During that time, Rosette connected with Make-A-Wish Arizona staff member, Rob LaMaster, at a networking event and decided to turn her attention to children facing critical illnesses.
“Being part of this organization really puts things in perspective for me, the ‘bad day’ I’m supposedly having is nothing compared to the days some of these kids are having. I feel very blessed to be able to grant wishes and be part of their journey,” said Rosette, who moved to the Phoenix area two years ago. “I was surprised to see how much this role has impacted my life.”
Rosette currently is working on wishes for six children. “When I first met Victoria, she told me she wished to meet her favorite Disney Princess Ariel, and when I visited her the second time at her home she offered me a Tamarind candy, my favorite Mexican candy growing up!” said Rosette.
“Victoria and I have grown to have a really special bond, and when I drove home that night, her mom sent me a picture of her sleeping with the little mermaid I gave her and it was so touching,” she continued.
Rosette, who is bilingual, is happy to have found a volunteer community where she can use her skills to better connect with Spanish-speaking children and their families.

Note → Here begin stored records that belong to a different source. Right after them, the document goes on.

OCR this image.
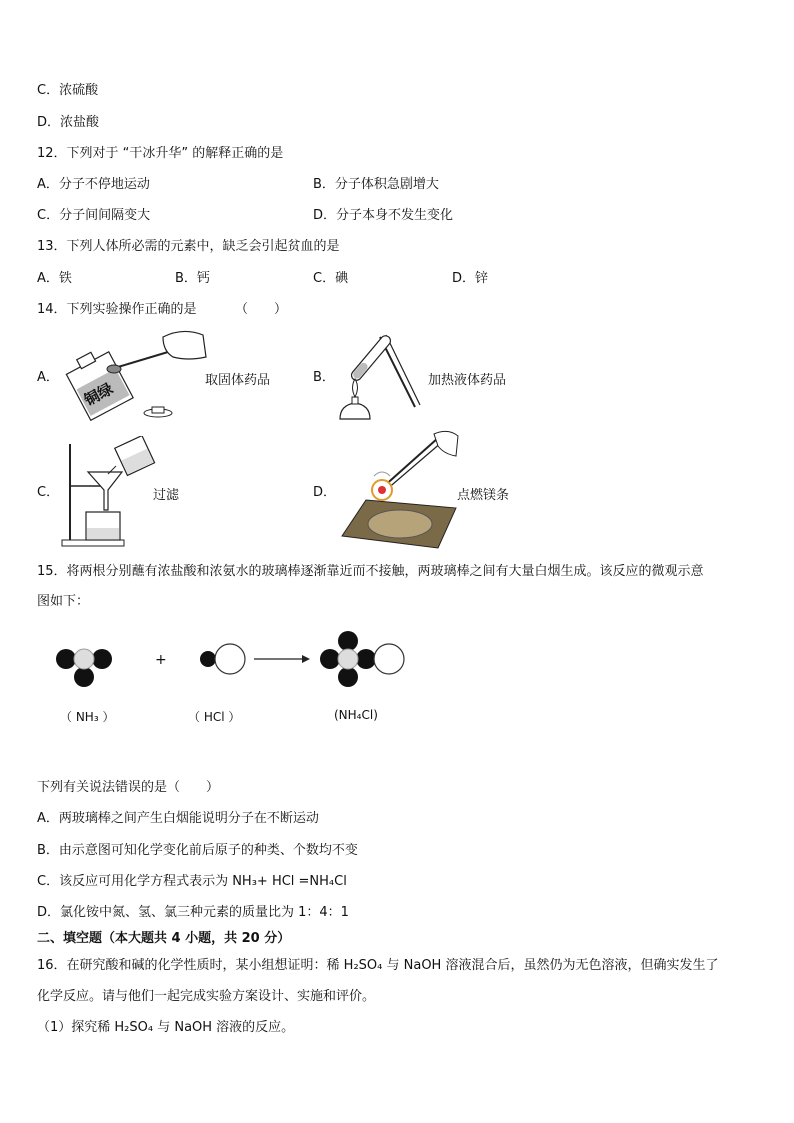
C．浓硫酸
D．浓盐酸
12．下列对于 “干冰升华” 的解释正确的是
A．分子不停地运动	B．分子体积急剧增大
C．分子间间隔变大	D．分子本身不发生变化
13．下列人体所必需的元素中，缺乏会引起贫血的是
A．铁	B．钙	C．碘	D．锌
14．下列实验操作正确的是	（　　）
A．
铜绿	取固体药品	B．	加热液体药品
C．	过滤	D．	点燃镁条
15．将两根分别蘸有浓盐酸和浓氨水的玻璃棒逐渐靠近而不接触，两玻璃棒之间有大量白烟生成。该反应的微观示意
图如下：
+
（ NH₃ ）	（ HCl ）	(NH₄Cl)
下列有关说法错误的是（　　）
A．两玻璃棒之间产生白烟能说明分子在不断运动
B．由示意图可知化学变化前后原子的种类、个数均不变
C．该反应可用化学方程式表示为 NH₃+ HCl =NH₄Cl
D．氯化铵中氮、氢、氯三种元素的质量比为 1：4：1
二、填空题（本大题共 4 小题，共 20 分）
16．在研究酸和碱的化学性质时，某小组想证明：稀 H₂SO₄ 与 NaOH 溶液混合后，虽然仍为无色溶液，但确实发生了
化学反应。请与他们一起完成实验方案设计、实施和评价。
（1）探究稀 H₂SO₄ 与 NaOH 溶液的反应。
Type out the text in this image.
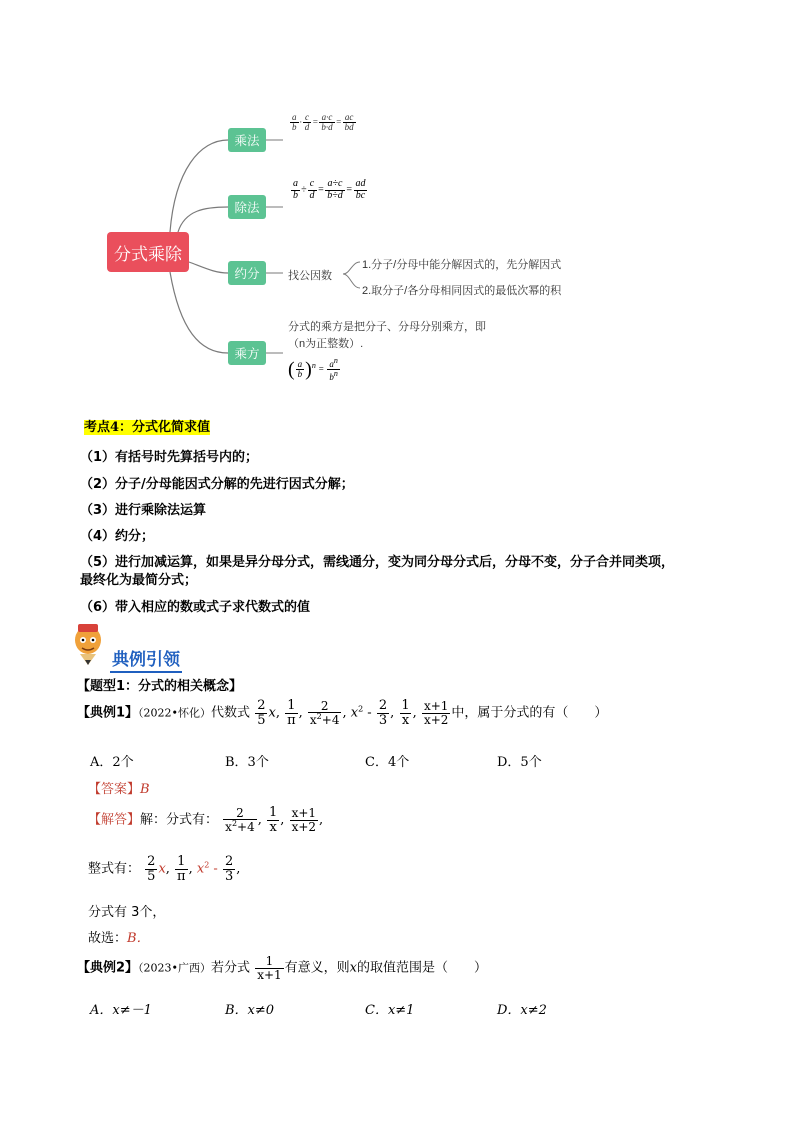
分式乘除
乘法
除法
约分
乘方
$\frac{a}{b} \cdot \frac{c}{d} = \frac{a\cdot c}{b\cdot d} = \frac{ac}{bd}$
$\frac{a}{b} \div \frac{c}{d} = \frac{a\div c}{b\div d} = \frac{ad}{bc}$
找公因数
1.分子/分母中能分解因式的，先分解因式
2.取分子/各分母相同因式的最低次幂的积
分式的乘方是把分子、分母分别乘方，即
（n为正整数）.
( $\frac{a}{b} )^n = \frac{a^n}{b^n}$
考点4：分式化简求值
（1）有括号时先算括号内的；
（2）分子/分母能因式分解的先进行因式分解；
（3）进行乘除法运算
（4）约分；
（5）进行加减运算，如果是异分母分式，需线通分，变为同分母分式后，分母不变，分子合并同类项，
最终化为最简分式；
（6）带入相应的数或式子求代数式的值
典例引领
【题型1：分式的相关概念】
【典例1】（2022•怀化）代数式 $\frac{2}{5} x$, $\frac{1}{\pi}$ , $\frac{2}{x^2+4}$ , $x^2 - \frac{2}{3}$ , $\frac{1}{x}$ , $\frac{x+1}{x+2}$ 中，属于分式的有（　　）
A．2个	B．3个	C．4个	D．5个
【答案】B
【解答】解：分式有： $\frac{2}{x^2+4}$ , $\frac{1}{x}$ , $\frac{x+1}{x+2}$ ,
整式有： $\frac{2}{5} x$, $\frac{1}{\pi}$ , $x^2 - \frac{2}{3}$ ,
分式有 3个，
故选：B．
【典例2】（2023•广西）若分式 $\frac{1}{x+1}$ 有意义，则x的取值范围是（　　）
A．x≠－1	B．x≠0	C．x≠1	D．x≠2
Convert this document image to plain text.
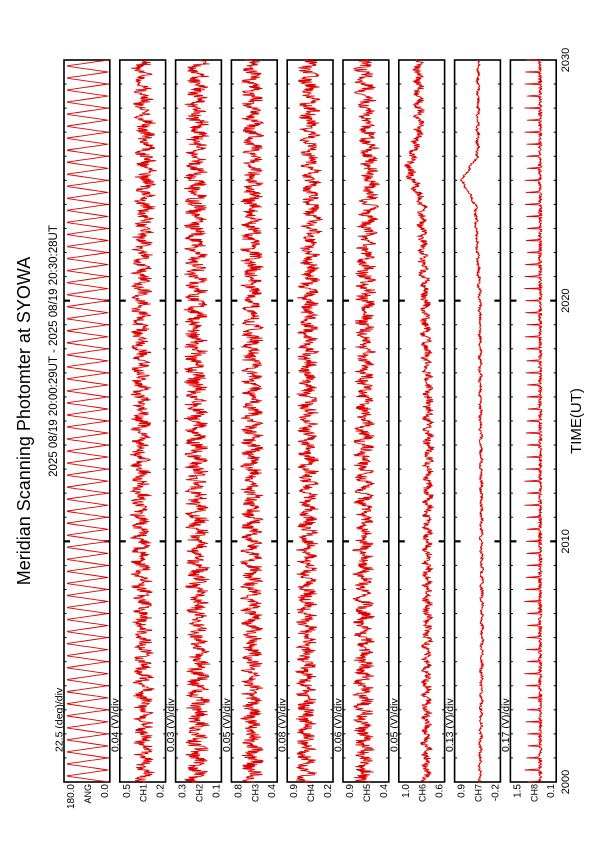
Meridian Scanning Photomter at SYOWA 2025 08/19 20:00:29UT - 2025 08/19 20:30:28UT	TIME(UT)
22.5 (deg)/div
180.0 0.0
ANG
0.04 (V)/div
0.5 0.2
CH1
0.03 (V)/div
0.3 0.1
CH2
0.05 (V)/div
0.8 0.4
CH3
0.08 (V)/div
0.9 0.2
CH4
0.06 (V)/div
0.9 0.4
CH5
0.05 (V)/div
1.0 0.6
CH6
0.13 (V)/div
0.9 -0.2
CH7
0.17 (V)/div
1.5 0.1
CH8 2000
2010
2020
2030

“I love the hands-on aspect and how you can have one-on-one conversations with the people you are helping,” she said. “Granting a wish isn’t something that you do once and forget; it is something you will take with you for the rest of your life.”
“These kids lose their identity, their friends, and their way of life, but a wish gives them hope,” she continued. “I go to bed at night feeling good about my place in the world, I really believe this is my purpose and God put me on this earth to help kids. I know this is what I’m meant to do.”
In addition to her work granting wishes, Rosette is an active member of the Valley of the Sun 20-30 club which is a philanthropic organization for professional women. Rosette is also dedicated to serving children all over the world.
“I traveled to Guatemala last summer to a build eco-friendly classroom out of recycled materials. This trip solidified one of my life purposes, to impact the lives of others, especially children,” she said.
If she could have her one true wish, Rosette says she would end child obesity.